What will be the impact of aquaculture for the development of fisheries in Oman?

We expect to produce around 200,000 tons of fish products by the year 2030, which is the equivalent of our current production from the sea. This means that Oman can double its production over the next 15 or so years from the current 200,000 tons from the sea, although we are aiming by 2030 to have reached close to 500,000 tons of sea-fishery and aquaculture products. Aquaculture will play an instrumental role in boosting production, increasing the income from the seas of Oman, and also creating thousands of jobs for nationals, especially graduates from universities and training schools, and other Omanis. This is the objective we are trying to achieve by promoting this sector. We are basing our plan on the experience of Norway, Chile, Scotland, Turkey and other Mediterranean countries—those are the pioneers in this area. We invite investors from these countries to explore the opportunities in Omani waters. We are building on the experience of others, and that is why we are aggressively promoting the sector in Oman. We also promote our aquaculture and fisheries sector internationally by attending key trade shows in Europe, Asia, and the Americas.

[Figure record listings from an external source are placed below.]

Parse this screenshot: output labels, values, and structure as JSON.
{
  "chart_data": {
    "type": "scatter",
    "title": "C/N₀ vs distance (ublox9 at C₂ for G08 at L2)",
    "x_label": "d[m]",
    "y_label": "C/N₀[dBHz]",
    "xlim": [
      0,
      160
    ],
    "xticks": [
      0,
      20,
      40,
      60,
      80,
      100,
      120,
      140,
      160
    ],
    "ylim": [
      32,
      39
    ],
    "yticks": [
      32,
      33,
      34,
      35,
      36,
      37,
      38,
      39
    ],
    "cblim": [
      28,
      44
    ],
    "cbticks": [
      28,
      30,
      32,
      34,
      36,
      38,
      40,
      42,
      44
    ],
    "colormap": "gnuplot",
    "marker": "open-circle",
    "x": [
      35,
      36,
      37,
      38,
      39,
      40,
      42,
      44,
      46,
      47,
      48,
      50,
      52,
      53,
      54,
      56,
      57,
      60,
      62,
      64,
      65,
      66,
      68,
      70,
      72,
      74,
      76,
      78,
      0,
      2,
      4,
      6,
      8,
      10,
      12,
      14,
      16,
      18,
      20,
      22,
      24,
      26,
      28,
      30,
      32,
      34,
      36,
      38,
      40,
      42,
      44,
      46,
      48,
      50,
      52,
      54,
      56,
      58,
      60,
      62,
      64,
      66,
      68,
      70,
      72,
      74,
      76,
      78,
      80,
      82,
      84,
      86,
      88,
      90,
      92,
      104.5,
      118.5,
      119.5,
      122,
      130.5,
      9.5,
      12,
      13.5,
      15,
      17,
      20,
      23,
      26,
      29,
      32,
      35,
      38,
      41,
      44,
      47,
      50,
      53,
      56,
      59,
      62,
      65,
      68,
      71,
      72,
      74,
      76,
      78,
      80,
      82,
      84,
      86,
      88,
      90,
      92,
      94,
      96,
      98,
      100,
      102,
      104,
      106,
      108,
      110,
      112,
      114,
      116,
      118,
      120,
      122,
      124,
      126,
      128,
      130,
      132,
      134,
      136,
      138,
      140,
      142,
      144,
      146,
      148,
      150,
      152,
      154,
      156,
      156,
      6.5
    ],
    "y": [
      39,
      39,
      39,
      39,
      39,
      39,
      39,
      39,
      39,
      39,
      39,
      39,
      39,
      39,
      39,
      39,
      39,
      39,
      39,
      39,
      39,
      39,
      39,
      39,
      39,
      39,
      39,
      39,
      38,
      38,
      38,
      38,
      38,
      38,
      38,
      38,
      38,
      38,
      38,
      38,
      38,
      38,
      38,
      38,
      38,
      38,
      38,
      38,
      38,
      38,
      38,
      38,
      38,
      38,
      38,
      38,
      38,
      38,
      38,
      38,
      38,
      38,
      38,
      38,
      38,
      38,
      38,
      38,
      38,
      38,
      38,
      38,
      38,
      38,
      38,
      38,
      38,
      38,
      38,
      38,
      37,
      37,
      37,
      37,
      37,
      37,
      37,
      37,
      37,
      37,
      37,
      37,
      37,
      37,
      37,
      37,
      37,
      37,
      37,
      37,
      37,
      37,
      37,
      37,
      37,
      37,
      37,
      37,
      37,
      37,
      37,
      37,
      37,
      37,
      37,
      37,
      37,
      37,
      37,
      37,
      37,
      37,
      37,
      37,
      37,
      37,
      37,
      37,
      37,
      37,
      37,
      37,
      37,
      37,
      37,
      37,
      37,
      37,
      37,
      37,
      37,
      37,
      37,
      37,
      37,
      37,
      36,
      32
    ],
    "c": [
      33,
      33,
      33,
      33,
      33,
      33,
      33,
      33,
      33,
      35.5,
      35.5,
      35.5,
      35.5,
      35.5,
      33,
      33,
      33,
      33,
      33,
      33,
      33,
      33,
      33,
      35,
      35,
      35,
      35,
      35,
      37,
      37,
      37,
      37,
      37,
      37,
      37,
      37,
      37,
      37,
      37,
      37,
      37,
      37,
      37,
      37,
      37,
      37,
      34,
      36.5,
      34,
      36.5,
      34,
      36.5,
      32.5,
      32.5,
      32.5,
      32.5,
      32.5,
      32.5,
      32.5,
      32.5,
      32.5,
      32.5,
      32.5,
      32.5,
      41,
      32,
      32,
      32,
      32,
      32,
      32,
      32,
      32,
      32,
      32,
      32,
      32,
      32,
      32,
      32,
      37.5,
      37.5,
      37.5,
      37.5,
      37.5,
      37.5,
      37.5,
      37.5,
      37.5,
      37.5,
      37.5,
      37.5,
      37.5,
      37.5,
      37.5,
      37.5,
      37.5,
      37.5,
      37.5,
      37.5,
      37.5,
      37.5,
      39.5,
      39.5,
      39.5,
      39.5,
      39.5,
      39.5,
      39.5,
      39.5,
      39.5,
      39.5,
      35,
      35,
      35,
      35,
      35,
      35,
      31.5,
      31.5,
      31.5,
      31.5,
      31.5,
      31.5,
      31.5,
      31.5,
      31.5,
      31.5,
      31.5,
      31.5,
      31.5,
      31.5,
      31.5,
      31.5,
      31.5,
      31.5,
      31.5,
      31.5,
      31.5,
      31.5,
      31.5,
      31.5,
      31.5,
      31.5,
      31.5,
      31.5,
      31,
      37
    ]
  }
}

Regarding FDI, what are your latest achievements?

We started promoting aquaculture early last year. We have received over 30 applications for the aquaculture business, but only permitted 19 schemes with a total value of OMR130 million. This investment is a joint venture between Omani investors and foreign investment from Asia, the US, Europe, South Africa, Australia, and elsewhere. There is a collection of investors and investment coming from different parts of the world. Now, we are gearing up to work with the first four companies to start their construction phase, probably within 2014.

What role does technology play in this sector?

Our fishermen and people employed in the sector are undergoing training to adopt modern technology to improve the efficiency of fishing gear and vessels, as well as to maximize the output of the aquaculture sector. We have companies in the US transferring state-of-the-art technology to Oman, and we may in fact be the first recipients in the region. Moreover, we want to become a leading player in aquaculture by leveraging every opportunity that our location provides, namely clean seas and suitable locations for aquaculture.